A guerra contra a Ucrânia não foi iniciada por Putin pessoalmente. A guerra foi iniciada e está a ser travada pelo nacionalismo imperial russo, com Putin e os seus cúmplices como figuras de proa.
Pouco depois da ocupação da Crimeia, Putin admitiu: “Sou o maior nacionalista da Rússia”. E então acrescentou: “Mas o tipo mais correto de nacionalismo é a construção de ações e políticas de tal forma que seja benéfico ao povo”.
As ações e políticas de Putin demonstram que ele vê o bem do povo russo na conquista de nações vizinhas e na tomada de territórios estrangeiros. O apoio maciço à agressão contra a Ucrânia na Rússia provou que grande parte da sociedade russa compartilha plenamente a visão de Putin sobre o bem público. Essa compreensão dos interesses nacionais é a essência do nacionalismo imperial: a ideologia dominante da Rússia moderna.
O nacionalismo imperial russo surgiu no século XIX. Conseguiu sobreviver ao czarismo, ao comunismo, às tentativas de liberalização e à era Putin. Assumiu diferentes formas, mas os cinco pilares, sobre os quais se apoiou quase sempre, permaneceram inalterados. Estes incluem Imperialismo, Autocracia (Samoderzhavie), Hostilidade ao Ocidente, Messianismo e Ucranofobia.
Imperialismo
A Encyclopaedia Britannica define o imperialismo como
– Política, prática ou defesa governamental da expansão do poder e da dominação, especialmente por meio da anexação territorial direta ou da aquisição de controlo político e económico sobre outros territórios.
O imperialismo tem sido uma caraterística do estado russo desde o seu início até os dias atuais. O seu produto foi a formação da Rússia no século XIX como uma nação imperial.

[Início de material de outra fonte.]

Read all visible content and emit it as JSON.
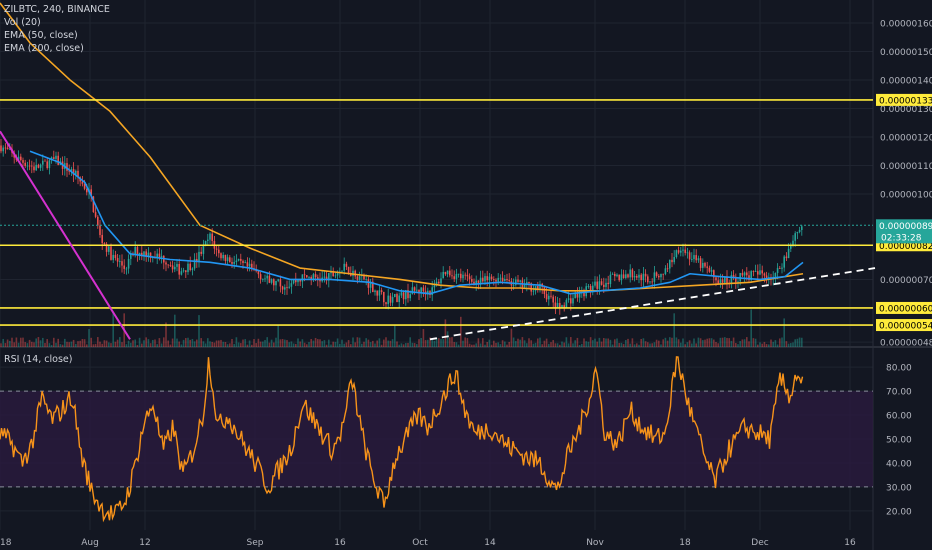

O colapso do império em 1917-1918 não destruiu o imperialismo. Ele renasceu como uma política de estado na URSS stalinista, que também era um império pela sua própria natureza. O colapso da União Soviética também não o destruiu. Além disso, após um recuo temporário em 1989–1999 sob Putin, o imperialismo russo voltou à ofensiva, culminando na guerra contra a Ucrânia.

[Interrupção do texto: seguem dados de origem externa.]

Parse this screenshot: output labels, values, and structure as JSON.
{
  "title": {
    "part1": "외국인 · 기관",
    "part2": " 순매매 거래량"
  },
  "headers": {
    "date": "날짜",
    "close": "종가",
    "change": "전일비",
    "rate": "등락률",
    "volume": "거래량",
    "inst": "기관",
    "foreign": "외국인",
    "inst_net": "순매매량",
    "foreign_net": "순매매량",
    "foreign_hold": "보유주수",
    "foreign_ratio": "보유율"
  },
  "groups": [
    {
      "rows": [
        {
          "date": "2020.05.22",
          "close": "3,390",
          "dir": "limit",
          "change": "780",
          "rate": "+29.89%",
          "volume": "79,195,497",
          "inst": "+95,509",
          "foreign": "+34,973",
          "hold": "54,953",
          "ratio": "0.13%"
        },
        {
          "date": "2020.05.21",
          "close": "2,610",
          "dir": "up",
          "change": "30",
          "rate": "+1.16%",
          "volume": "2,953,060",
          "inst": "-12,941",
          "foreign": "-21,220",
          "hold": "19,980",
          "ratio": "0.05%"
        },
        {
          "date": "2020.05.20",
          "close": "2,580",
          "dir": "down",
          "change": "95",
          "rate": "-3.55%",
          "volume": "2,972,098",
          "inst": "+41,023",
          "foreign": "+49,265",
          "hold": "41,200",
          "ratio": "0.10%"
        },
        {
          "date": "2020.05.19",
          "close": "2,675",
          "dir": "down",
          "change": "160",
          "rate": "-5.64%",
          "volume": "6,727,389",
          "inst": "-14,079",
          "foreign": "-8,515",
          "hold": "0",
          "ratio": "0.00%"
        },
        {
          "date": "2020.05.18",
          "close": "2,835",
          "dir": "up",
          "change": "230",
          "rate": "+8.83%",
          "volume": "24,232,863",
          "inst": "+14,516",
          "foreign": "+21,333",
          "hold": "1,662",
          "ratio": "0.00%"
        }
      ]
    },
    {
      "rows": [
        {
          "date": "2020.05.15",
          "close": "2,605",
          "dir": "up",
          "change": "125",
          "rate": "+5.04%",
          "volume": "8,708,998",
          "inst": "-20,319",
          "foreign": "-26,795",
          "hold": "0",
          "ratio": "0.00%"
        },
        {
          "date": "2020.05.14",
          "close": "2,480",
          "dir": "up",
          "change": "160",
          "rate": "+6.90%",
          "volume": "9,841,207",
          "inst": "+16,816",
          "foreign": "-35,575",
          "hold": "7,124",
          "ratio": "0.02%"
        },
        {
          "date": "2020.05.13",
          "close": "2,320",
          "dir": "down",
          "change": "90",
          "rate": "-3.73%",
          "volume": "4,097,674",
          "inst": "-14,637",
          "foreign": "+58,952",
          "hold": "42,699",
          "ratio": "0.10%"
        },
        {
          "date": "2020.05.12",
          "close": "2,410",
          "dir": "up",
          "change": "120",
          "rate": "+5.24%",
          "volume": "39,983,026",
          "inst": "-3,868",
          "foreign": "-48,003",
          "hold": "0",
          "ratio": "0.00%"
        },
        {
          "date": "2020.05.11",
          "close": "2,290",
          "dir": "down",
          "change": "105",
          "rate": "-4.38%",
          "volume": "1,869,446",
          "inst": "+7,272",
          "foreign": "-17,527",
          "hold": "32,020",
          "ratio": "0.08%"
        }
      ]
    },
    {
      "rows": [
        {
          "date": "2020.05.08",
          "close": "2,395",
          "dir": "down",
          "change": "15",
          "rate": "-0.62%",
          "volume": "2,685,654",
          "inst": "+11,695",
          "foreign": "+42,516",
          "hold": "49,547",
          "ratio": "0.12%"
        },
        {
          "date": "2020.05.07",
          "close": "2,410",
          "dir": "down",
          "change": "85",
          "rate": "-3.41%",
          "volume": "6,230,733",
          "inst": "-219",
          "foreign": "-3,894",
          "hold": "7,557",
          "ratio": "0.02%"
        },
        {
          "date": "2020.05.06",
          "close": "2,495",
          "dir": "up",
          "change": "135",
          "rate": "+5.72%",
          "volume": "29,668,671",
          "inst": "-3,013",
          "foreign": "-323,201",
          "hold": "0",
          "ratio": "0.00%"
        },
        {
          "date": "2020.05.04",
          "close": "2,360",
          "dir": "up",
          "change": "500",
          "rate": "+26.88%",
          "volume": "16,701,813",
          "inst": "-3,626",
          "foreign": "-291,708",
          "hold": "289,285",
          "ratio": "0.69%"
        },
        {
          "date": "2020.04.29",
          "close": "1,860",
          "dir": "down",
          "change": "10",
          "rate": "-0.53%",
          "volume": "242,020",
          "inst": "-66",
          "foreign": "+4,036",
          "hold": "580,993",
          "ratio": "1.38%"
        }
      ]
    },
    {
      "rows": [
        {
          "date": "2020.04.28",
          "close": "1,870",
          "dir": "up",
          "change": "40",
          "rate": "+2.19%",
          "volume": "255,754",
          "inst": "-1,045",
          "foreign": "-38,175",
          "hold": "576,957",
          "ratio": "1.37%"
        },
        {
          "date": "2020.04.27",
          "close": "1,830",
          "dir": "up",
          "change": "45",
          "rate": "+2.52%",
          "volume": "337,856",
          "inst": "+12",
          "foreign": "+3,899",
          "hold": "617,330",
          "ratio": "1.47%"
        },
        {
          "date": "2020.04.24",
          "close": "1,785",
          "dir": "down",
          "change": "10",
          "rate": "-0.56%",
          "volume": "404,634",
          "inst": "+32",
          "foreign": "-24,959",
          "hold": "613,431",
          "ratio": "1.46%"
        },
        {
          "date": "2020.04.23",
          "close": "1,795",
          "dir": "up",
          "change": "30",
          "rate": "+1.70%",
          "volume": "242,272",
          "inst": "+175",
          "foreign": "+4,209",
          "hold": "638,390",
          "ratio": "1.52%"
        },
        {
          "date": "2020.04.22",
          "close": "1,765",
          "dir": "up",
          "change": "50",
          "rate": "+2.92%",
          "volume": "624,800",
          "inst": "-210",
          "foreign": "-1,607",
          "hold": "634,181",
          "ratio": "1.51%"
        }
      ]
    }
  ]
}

Hoje, o imperialismo russo é uma ameaça não apenas para a Ucrânia, mas também para o mundo inteiro.
Autocracia (Samoderzhavie)
O termo “samoderzhavie” em russo corresponde ao antigo termo grego “autocracia”. Samoderzhavie é uma forma russa de autocracia: um regime político baseado no poder ilimitado de uma pessoa.
A peculiaridade da autocracia russa em comparação com outras formas dela é o seu profundo enraizamento na mentalidade e na cultura política dos russos. Em particular, da sua inclinação a acreditar em um “bom czar”, não importa se ele é chamado de “soberano e autocrata de toda a Rússia”, “imperador de toda a Rússia”, “secretário-geral” ou “presidente da Federação Russa”.

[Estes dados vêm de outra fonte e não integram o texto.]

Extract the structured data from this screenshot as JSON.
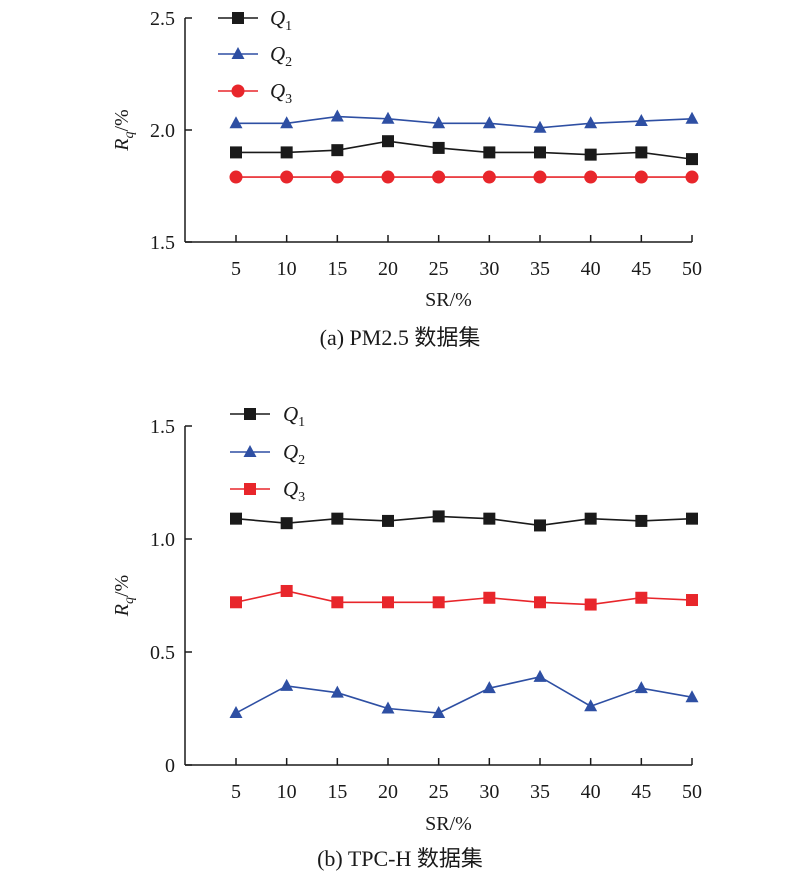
{
  "chart_data": [
    {
      "type": "line",
      "caption": "(a) PM2.5 数据集",
      "xlabel": "SR/%",
      "ylabel_main": "R",
      "ylabel_sub": "q",
      "ylabel_tail": "/%",
      "categories": [
        5,
        10,
        15,
        20,
        25,
        30,
        35,
        40,
        45,
        50
      ],
      "ylim": [
        1.5,
        2.5
      ],
      "yticks": [
        "1.5",
        "2.0",
        "2.5"
      ],
      "ytick_values": [
        1.5,
        2.0,
        2.5
      ],
      "legend_position": "top-left",
      "series": [
        {
          "name": "Q",
          "sub": "1",
          "color": "#1a1a1a",
          "marker": "square",
          "values": [
            1.9,
            1.9,
            1.91,
            1.95,
            1.92,
            1.9,
            1.9,
            1.89,
            1.9,
            1.87
          ]
        },
        {
          "name": "Q",
          "sub": "2",
          "color": "#2e4fa3",
          "marker": "triangle",
          "values": [
            2.03,
            2.03,
            2.06,
            2.05,
            2.03,
            2.03,
            2.01,
            2.03,
            2.04,
            2.05
          ]
        },
        {
          "name": "Q",
          "sub": "3",
          "color": "#e8262b",
          "marker": "circle",
          "values": [
            1.79,
            1.79,
            1.79,
            1.79,
            1.79,
            1.79,
            1.79,
            1.79,
            1.79,
            1.79
          ]
        }
      ]
    },
    {
      "type": "line",
      "caption": "(b) TPC-H 数据集",
      "xlabel": "SR/%",
      "ylabel_main": "R",
      "ylabel_sub": "q",
      "ylabel_tail": "/%",
      "categories": [
        5,
        10,
        15,
        20,
        25,
        30,
        35,
        40,
        45,
        50
      ],
      "ylim": [
        0,
        1.5
      ],
      "yticks": [
        "0",
        "0.5",
        "1.0",
        "1.5"
      ],
      "ytick_values": [
        0,
        0.5,
        1.0,
        1.5
      ],
      "legend_position": "top-left",
      "series": [
        {
          "name": "Q",
          "sub": "1",
          "color": "#1a1a1a",
          "marker": "square",
          "values": [
            1.09,
            1.07,
            1.09,
            1.08,
            1.1,
            1.09,
            1.06,
            1.09,
            1.08,
            1.09
          ]
        },
        {
          "name": "Q",
          "sub": "2",
          "color": "#2e4fa3",
          "marker": "triangle",
          "values": [
            0.23,
            0.35,
            0.32,
            0.25,
            0.23,
            0.34,
            0.39,
            0.26,
            0.34,
            0.3
          ]
        },
        {
          "name": "Q",
          "sub": "3",
          "color": "#e8262b",
          "marker": "square",
          "values": [
            0.72,
            0.77,
            0.72,
            0.72,
            0.72,
            0.74,
            0.72,
            0.71,
            0.74,
            0.73
          ]
        }
      ]
    }
  ]
}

A forma moderna de autocracia russa é o Putinismo. Não é de admirar que o governo de Putin seja frequentemente comparado ao reinado do imperador Nicolau I. Essa analogia é muito encorajadora, porque o reinado desse czar terminou em derrota militar, à qual o autocrata não conseguiu sobreviver.
Nos últimos anos, Putin é frequentemente comparado a outro autocrata – Hitler, enquanto o regime do Kremlin é chamado de fascista. De facto, o sistema atual na Federação Russa é o herdeiro não apenas da tradição autocrática russa, czarismo e stalinismo, mas também da tradição do fascismo europeu. E ainda mais – do hitlerismo.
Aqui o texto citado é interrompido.